Dogwood BC
- Founded: 1998; 28 years ago
- Location: Victoria, British Columbia;
- Website: dogwoodbc.ca

= Dogwood BC =

Canadian non-profit public interest group based in Victoria, British Columbia

Dogwood BC (formerly Dogwood Initiative) is a Canadian non-profit public interest group based in Victoria, British Columbia. The organization works to increase the power of British Columbians over government decision-making. They were instrumental in the fight against Enbridge's Northern Gateway pipeline, introducing a tanker moratorium on BC's north coast and the province's campaign finance reform. The organization currently works to stop Kinder Morgan's Trans Mountain tanker and pipeline expansion in BC, ban U.S. thermal coal exports through BC ports and restore accountability and transparency to the province's democracy by calling for a Corruption Inquiry.

==History==

Conceived in the fourth quarter of 1998 at a meeting of First Nations, environmentalists, community advocates, and labour leaders, Dogwood Initiative began operating in 1999. The meeting took place on Bowen Island.

At first campaigns focused on logging. Dogwood campaigners worked to stop the privatization of nearly 300,000 acres of public land on Vancouver Island. They convinced the government to redistribute 10 per cent of MacMillan Bloedel’s logging tenures to First Nations and local communities. They helped limit raw log exports, launched the British Columbia Community Forest Association and used the Softwood Lumber dispute to reallocate 20 per cent of logging tenures across BC

As oil and gas began to replace logging as the government’s top priority, Dogwood began to adapt. Beginning in 2001, the Liberal government in Victoria began to fast-track fossil fuels, starting with coalbed methane. By blowing apart coal seams, companies like Royal Dutch Shell planned to release vast reserves of methane gas held in place by groundwater. Dogwood worked with activists and First Nations in Telkwa, Cache Creek, Smithers, Princeton, Fernie, Iskut, Dease Lake, and throughout the Peace Region, and were able to shut down commercial coalbed methane everywhere in BC. Dogwood was an early supporter of the Tahltan opposition to Shell’s massive coalbed methane plan in the Sacred Headwaters, which ended in a high-profile victory when Shell pulled out for good in 2012.

To date Dogwood is best known for their No Tankers campaign, aimed at stopping the expansion of oil tankers off British Columbia’s coast. What began as a small, focused campaign against Enbridge's Northern Gateway with northern First Nations grew into a political juggernaut that arguably contributed to the Harper government’s 2015 defeat, after the pro-tanker Conservative party lost more votes in BC than in the rest of the country combined. New Prime Minister Justin Trudeau cancelled the Northern Gateway pipeline and Liberal MP Joyce Murray introduced legislation for a tanker ban in the north coast of BC However, Prime Minister Trudeau broke his promise to British Columbians and approved Kinder Morgan's Trans Mountain pipeline expansion. Dogwood continues to work against the Texas-based pipeline company.

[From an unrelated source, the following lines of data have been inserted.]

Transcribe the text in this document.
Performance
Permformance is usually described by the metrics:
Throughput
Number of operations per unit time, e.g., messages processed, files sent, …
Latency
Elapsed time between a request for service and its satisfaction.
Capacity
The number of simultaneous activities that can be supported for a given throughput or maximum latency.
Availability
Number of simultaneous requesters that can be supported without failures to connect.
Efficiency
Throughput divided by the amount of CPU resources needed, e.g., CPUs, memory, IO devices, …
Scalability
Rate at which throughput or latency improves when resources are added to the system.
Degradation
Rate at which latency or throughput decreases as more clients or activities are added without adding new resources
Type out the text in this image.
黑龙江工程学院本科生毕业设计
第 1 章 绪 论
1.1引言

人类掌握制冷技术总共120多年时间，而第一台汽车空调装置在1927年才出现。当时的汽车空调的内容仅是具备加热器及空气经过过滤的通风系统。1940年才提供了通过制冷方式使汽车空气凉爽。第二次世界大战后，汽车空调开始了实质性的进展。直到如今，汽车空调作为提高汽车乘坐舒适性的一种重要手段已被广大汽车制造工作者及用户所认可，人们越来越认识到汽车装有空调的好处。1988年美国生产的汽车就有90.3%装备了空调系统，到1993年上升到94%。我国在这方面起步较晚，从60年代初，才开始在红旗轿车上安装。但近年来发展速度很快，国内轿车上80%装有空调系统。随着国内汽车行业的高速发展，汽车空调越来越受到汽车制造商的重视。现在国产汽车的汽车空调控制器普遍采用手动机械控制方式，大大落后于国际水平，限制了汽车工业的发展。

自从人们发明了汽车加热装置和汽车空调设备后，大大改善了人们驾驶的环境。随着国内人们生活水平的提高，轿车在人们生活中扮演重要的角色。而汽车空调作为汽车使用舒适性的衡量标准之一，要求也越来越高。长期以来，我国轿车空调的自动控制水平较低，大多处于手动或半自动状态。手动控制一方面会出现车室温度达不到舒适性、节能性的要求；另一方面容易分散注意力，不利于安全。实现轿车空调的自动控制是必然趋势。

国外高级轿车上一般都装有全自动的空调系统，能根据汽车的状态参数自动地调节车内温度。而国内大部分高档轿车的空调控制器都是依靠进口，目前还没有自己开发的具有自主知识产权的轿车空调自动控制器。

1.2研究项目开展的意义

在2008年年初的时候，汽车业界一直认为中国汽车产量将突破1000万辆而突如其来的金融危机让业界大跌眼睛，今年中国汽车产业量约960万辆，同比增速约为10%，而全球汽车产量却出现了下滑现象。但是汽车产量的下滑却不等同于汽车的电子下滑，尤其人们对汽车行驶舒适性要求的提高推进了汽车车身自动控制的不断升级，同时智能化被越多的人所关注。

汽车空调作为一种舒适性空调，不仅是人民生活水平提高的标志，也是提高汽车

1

Dogwood also runs 'get out the vote' campaigns for elections in the province of BC In 2017, Dogwood volunteers worked across BC to raise awareness about their issues and increase voter turnout.

== Current campaigns ==

No Tankers

Dogwood is actively working against Texas-based Kinder Morgan's pipeline and tanker expansion project. The project is expected to increase the tanker traffic on the BC's coast seven-fold and actively violates the rights of First Nations and the will of local communities.

Beyond Coal

Dogwood is working to ban U.S. thermal coal exports in BC ports. Dogwood is calling for adequate health and environmental assessments and a levy on coal exports akin to the carbon tax Canadian companies must pay. In 2017, Premier Christy Clark joined the call for the levy on U.S. thermal coal coming through BC ports.

Ban Big Money

Dogwood was instrumental in the campaign for campaign finance reform in BC politics. The organization researched and released breaking stories, including how much Kinder Morgan donated to the governing BC Liberal party in advance of their approval of the company's project, tracking the donations from government contractors and donations from an American trophy hunter Super PAC. In November 2017, the provincial government passed laws to reform campaign finance, banning corporation, union and out-of-province donations and limiting individual contributions to $1,200.

==Criticism==
Researchers and pundits affiliated with the fossil fuel industry have criticized Dogwood for accepting donations from US-based funders and charities, such as the Tides Foundation.

In an interview with journalist Markham Hislop, political scientist Keith Brownsey at Mount Royal University said such claims are "bordering on conspiracy theory".